Sozialer Abstieg und Statusverlust, Verzicht auf gewohnte Lebensoptionen, politische Regression führen somit zu Phänomenen des Verlusts. Diese Verluste wirken auf Menschen bedrohlich und wirken anders als Gewinne dramatischer. Verloren geht auch ein Teil der Identität, der sich nicht nur in einem niedrigeren Lebensstandard bedeutet, sondern auch das Selbstverständnis, dass man durch eigene Arbeit und Leistung Wohlstand schaffen kann.
Der dritte Aspekt des Verlusts ist, dass auch der Glaube an den Fortschritt selbst verloren geht, viele Menschen haben negative Zukunftserwartungen.

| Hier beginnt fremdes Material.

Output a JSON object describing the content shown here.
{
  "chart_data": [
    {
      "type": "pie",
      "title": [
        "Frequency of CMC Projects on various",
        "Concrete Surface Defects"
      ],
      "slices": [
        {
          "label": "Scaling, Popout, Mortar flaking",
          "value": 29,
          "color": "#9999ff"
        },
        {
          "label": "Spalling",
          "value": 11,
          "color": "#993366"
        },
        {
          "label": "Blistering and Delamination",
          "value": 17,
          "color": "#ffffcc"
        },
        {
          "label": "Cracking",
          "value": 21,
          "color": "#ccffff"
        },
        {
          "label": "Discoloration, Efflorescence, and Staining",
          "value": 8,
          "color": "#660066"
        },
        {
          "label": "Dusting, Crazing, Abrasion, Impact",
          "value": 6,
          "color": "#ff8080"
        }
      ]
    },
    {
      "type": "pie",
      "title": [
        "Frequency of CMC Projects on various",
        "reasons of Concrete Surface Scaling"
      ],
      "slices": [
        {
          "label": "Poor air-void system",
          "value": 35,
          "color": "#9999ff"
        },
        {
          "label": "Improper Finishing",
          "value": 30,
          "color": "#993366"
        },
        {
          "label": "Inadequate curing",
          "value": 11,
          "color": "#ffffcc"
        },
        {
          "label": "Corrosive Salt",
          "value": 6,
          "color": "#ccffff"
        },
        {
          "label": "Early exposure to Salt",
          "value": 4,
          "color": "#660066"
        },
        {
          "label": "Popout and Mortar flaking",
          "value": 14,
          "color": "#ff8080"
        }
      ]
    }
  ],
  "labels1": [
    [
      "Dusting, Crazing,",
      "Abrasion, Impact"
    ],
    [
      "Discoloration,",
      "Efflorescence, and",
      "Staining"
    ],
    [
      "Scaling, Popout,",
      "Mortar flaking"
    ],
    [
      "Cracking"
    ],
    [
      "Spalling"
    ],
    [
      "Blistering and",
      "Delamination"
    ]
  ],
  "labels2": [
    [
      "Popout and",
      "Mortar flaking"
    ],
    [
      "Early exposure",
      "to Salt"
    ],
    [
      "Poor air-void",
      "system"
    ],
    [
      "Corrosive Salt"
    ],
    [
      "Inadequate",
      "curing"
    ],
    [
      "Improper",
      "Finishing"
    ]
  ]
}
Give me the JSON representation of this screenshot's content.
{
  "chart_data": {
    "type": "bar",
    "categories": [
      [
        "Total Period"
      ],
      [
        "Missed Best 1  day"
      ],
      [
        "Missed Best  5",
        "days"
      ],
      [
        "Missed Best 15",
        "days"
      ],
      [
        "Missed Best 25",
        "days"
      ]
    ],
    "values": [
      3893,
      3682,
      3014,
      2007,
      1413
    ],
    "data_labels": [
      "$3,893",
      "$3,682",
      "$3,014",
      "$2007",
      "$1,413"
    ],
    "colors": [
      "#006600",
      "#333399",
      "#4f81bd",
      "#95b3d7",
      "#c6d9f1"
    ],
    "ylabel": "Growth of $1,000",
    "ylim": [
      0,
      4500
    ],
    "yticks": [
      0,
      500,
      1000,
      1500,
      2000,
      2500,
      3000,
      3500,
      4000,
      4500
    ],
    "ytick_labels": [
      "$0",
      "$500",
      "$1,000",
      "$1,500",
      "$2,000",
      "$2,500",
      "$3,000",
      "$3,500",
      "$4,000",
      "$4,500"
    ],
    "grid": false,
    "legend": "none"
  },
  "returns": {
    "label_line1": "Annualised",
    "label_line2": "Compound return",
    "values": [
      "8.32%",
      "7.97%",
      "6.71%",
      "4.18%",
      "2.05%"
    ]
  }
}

Die Zeit grenzenlosem Konsums ohne Verzicht ist vorbei

Der Glaube an Globalisierung, Internationale Kooperation und Multilateralismus prägten die Zeit zwischen 19990 und 2020. Alternative Strategien sind langfristige Zukunftsperspektiven durch kurzfristiges Krisenmanagement zu ersetzen, ein Zurück in die Vergangenheit wie die Populisten fordern oder die Strategie der Resilienz. Das Credo: Wenn der soziale Aufstieg nicht mehr realistisch ist, sollte es zumindest eine gesicherte Grundversorgung geben
 

Ein skeptischeres Fortschrittsverständnis entwickeln

Autor*innen wie Maja Göpel und Harald Welzer sehen in der Krise als Chance, sie sehen die bisherige Entwicklung eher als Überfluss. Reckwitz möchte die Forderung nach einem „anderen Fortschritt“ mit der Strategie der Resilienz verbinden. Wir müssen mit der Realität der Verluste umgehen. Denn die Verluste sind real: Wenn der Glaube an den immerwährenden Aufstieg, den immer größer werdenden Überfluss oder die friedliche Weltgesellschaft nicht mehr realistisch erscheint, verursacht dies einen Schmerz, der politisch ernst genommen werden muss. Phasen des Fortschritts werden durch Prozesse der Stagnation unterbrochen. Eine Herausforderung der Zeitenwende wird sein, ein skeptischeres Fortschrittsverständnis zu entwickeln und Verluste nicht zu verdrängen.